Before discussing that case, let's review how the same feature was done in Chromium. Chromium used to use a similar system as LLVM's Make-based build: The lastchange target (which also gets the current revision from the VCS and writes it to a file) used to depend on build/util/lastchange.always, a file that doesn't exist and never got created. So the lastchange target used to be built every time. Again, we used to use make which wasn't all that fast anyhow.

(I think this used to be only the story on Linux and Windows. On Mac, we used to use a "postbuild" and store the revision in the app's bundle Info.plist every time after the app bundle got built. So this wasn't a problem on OS X. Since xcode had postbuilds, I taught the gyp ninja generator about postbuilds on OS X, but we feel that postbuilds aren't a great feature in general, so we didn't make them work on other systems.)

When Chrome switched to ninja on Linux, running the lastchange script on every build was annoying. Originally, ninja would always rebuild all downstream dependencies, so lastchange would write the revision to a file on every build, and since chrome transitively depends on that revision file somehow, chrome would relink on every build, even if nothing happened. To prevent this from happening, Evan Martin [ed: that's me!] added this to the ninja generator:

# Chrome-specific HACK.  Chrome runs this lastchange rule on
# every build, but we don't want to rebuild when it runs.
if 'lastchange' not in input: ...

This made builds fast, but also meant that your embedded revision would be out of date when using ninja. Peter Collingbourne taught ninja about "restat rules" (build edges that can cancel themselves if the output they produce is identical to the output they produced last time) and Ami Fischman changed gyp's ninja generator to make all custom rules restat rules — so when the contents of the revision file doesn't change, the build edge cancelled itself and Chrome no longer relinked on each build, even without the above hack. But the script to check the revision would still run on each build.

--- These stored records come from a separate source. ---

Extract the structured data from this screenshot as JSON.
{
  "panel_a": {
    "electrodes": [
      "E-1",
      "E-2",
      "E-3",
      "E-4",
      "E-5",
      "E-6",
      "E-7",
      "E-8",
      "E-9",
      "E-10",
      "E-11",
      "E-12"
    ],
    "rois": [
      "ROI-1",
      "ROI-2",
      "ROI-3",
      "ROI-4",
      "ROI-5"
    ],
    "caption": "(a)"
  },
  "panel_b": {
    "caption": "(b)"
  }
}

In a seminal CL, Scott Graham realized that people always have to run gclient sync, and moved generation of the revision file from the build system into a gclient hook. (Back then, we had only few hooks — mostly one to run gyp — and people often didn't run hooks, so this was less obvious back then than it is now.) This was the first time that ninja chrome wouldn't run one step on every build, since the revision file would be written when you run gclient sync — the only time your repo's revision actually changed. (Richard Coles cleaned this up more a bit later).

This works fairly well for chromium, but LLVM doesn't have a script you have to run to sync — if you want the latest code, you just svn up or git pull, so Chromium's approach didn't quite work. They used to do the same thing every time CMake runs — equivalent to running gyp, but people usually don't run cmake manually: it reruns itself when your CMakeLists.txt change. Not every change touches CMakeLists, so your revision file was usually only mostly up-to-date.

A previous attempt to fix this was to move the revision file generation into the build system and make it depend on a non-existent file, like chromium's 'lastchange' rule of yore, but that meant that ninja always ran that edge and the build never got clean (just like in Chromium), so that quickly got reverted.

Yesterday, Apple's Jordan Rose landed a change to LLVM that solves this problem in a pretty clever way: He moved the generation of the revision file back into the build system, but instead of making it depend on a non-existent file so that it runs on every build, it depends on .git/logs/HEAD or .svn/entries, files that the VCSs update every time you sync. With this, the revision update script runs exactly if your revision has actually changed.

(Relying on implementation details of your VCS comes with its own drawbacks, of course: If a VCS changes its internal files, this will break. And this already happened: SVN 1.7 uses .svn/wc.db instead of 1.6's .svn/entries , so Jordan already had to land one patch to make this approach actually work in practice. Still, this is probably the solution with the best tradeoffs.)